After applying this fix across all nodes, everything started correctly.


Key Lessons:

  • Identity paths matter: The Storj container expects /app/identity/identity.cert, so structure accordingly.
  • Container pathing is absolute: Host-side assumptions mean nothing if the container’s internals don’t line up.
  • Inspect from inside the container: Bash in and check the actual paths. Permissions, files, and layout — validate them from the container’s POV.
  • Standardize storage layout: I now use:
storj1/
  ├── config/
  │   └── storage/
  └── identity/
      └── identity.cert, etc.
  • ZFS tuned setup: These nodes run on a 5x10TB RAIDZ1 array with 64GB RAM, L2ARC, and a lightly used 970 Pro SLOG. The setup is well-suited to read-heavy workloads like Storj.

QUIC Status & Recovery:

QUIC is now green (“OK”) across all nodes after container structure was corrected. One node had startup issues due to an improperly mapped config/storage path — once fixed, QUIC recovered without further action.


Current Status:

All nodes are online, accepting ingress, and entering vetting. A few screenshots below show them ramping up. Recovery will take some time, but everything’s functioning correctly.


Final Thought:

This was a classic case of Docker volume mappings silently breaking container logic. Storj is rock-solid once configured properly, but the startup logic is extremely sensitive to the directory layout. Hope this helps someone avoid the same multi-hour detour.
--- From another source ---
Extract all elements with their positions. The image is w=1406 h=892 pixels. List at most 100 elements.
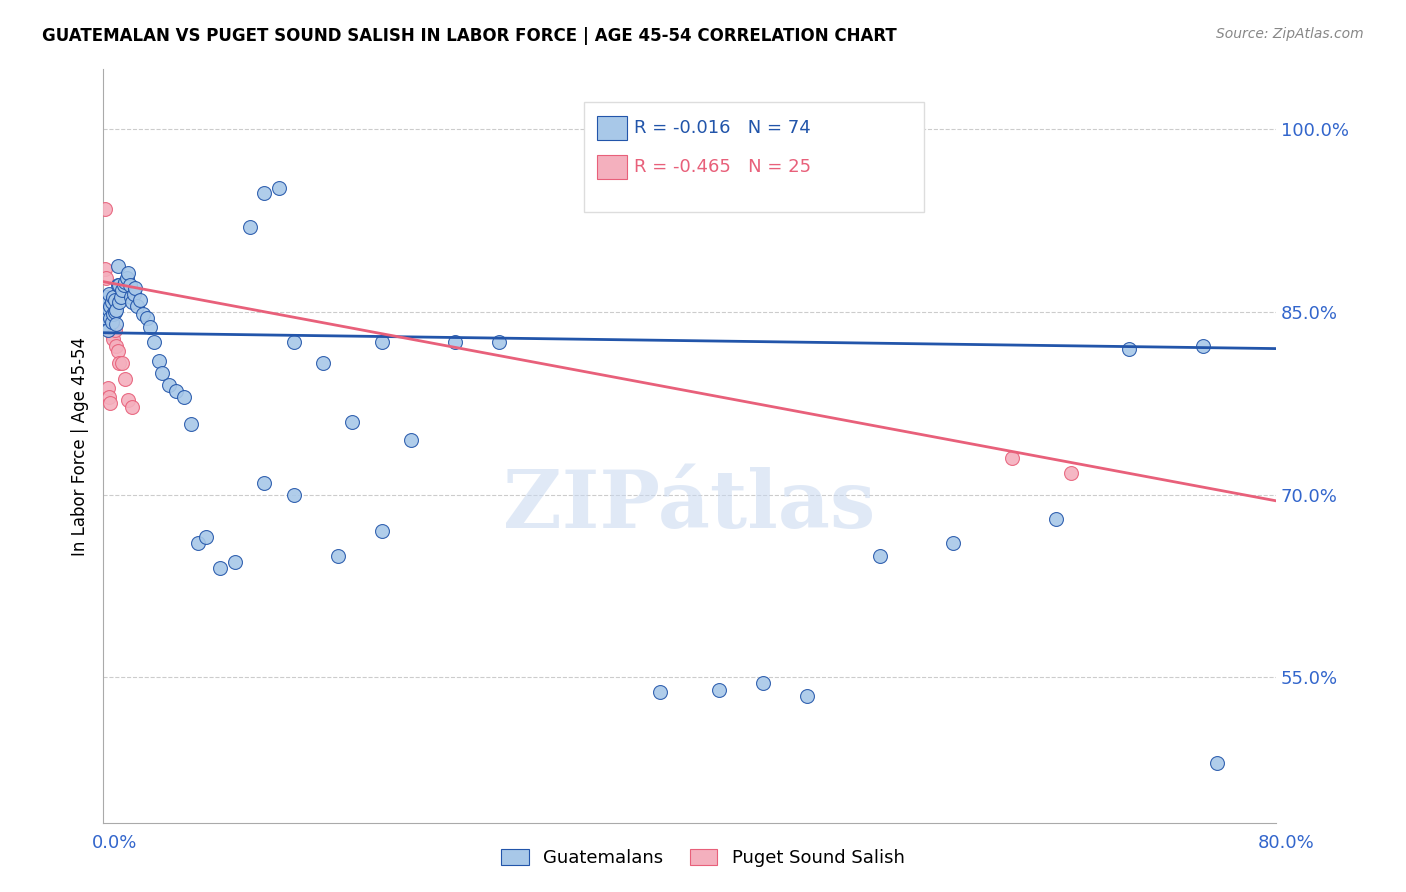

Thanks again to everyone who contributed.

3 nodes, but all running on the same array, and presumably behind the same IP address?

  1. It won’t do you any good from a “getting more data” perspective. Storj will divide your inbound data by all nodes on the same IP.
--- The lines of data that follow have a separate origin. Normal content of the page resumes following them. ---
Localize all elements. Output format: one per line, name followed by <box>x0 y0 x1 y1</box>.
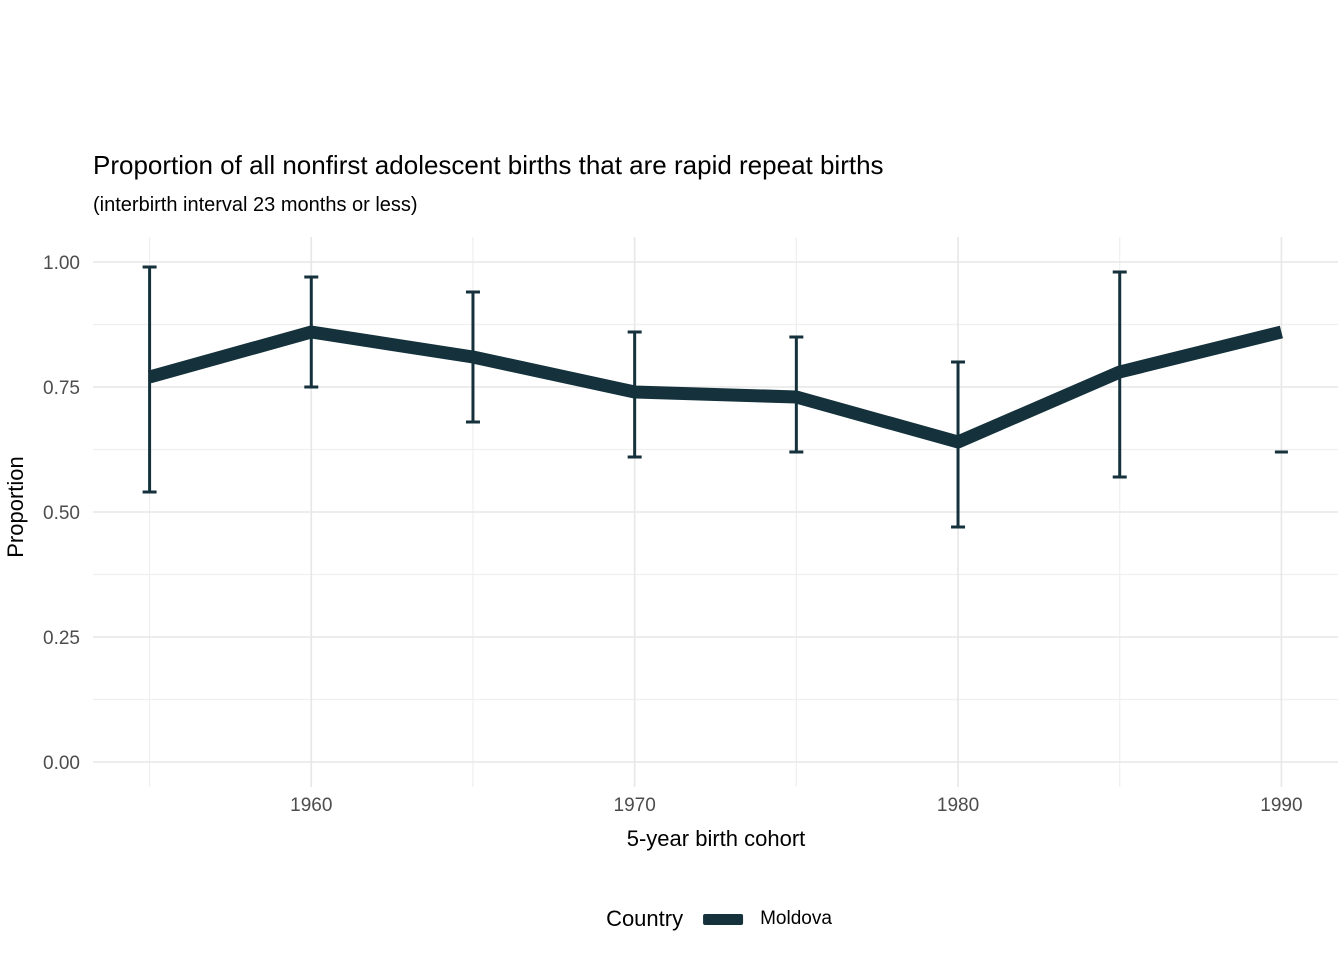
legend-item-moldova: Moldova <box>760 908 832 929</box>
x-axis-title: 5-year birth cohort <box>626 826 806 851</box>
y-tick-label: 0.00 <box>43 753 80 774</box>
legend-key-line-swatch <box>703 913 744 925</box>
chart-subtitle: (interbirth interval 23 months or less) <box>93 194 418 216</box>
data-line-moldova <box>147 325 1283 449</box>
y-tick-label: 0.25 <box>43 628 80 649</box>
legend-title: Country <box>606 906 684 931</box>
x-tick-label: 1970 <box>614 795 656 816</box>
y-tick-label: 0.75 <box>43 378 80 399</box>
y-axis-title: Proportion <box>3 456 28 558</box>
x-tick-label: 1960 <box>290 795 332 816</box>
y-tick-label: 1.00 <box>43 253 80 274</box>
x-tick-label: 1980 <box>937 795 979 816</box>
x-tick-label: 1990 <box>1260 795 1302 816</box>
legend: Country Moldova <box>606 906 832 932</box>
chart-title: Proportion of all nonfirst adolescent bi… <box>93 150 884 180</box>
y-tick-label: 0.50 <box>43 503 80 524</box>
  2. against storj rules to run multiple nodes on the same “disk” (or array).

  3. If the array poops out then you lose all three nodes.

Better to run three separate notes on three separate disks, or just run a single node. Less hassle.

As mentioned, the SLOG doesn’t help with storj at all, it’s all async writes.

L2ARC for metadata is indeed very useful for storj.

A special VDEV is the MOST useful, but it adds an extra point of value so often the special vdev itself should be mirrored SSD. (at least if you’re using it for your “real” data as well not just storj).

note this is all with the traditional storj “pieces store” which uses millions of files. Storj is working on a hash store which uses much fewer has files, and would make the file overhead less significant. Eventually.

#2 nobody cares about - really :squinting_face_with_tongue:

#3 he’d have to lose two disks - and if he really is just using Storj to fill spare space: you want RAIDZ/Z2 for your day-to-day data these days anyways. Space is so cheap!

+1 to metadata acceleration for Storj: it’s really the only ZFS feature than makes a big impact.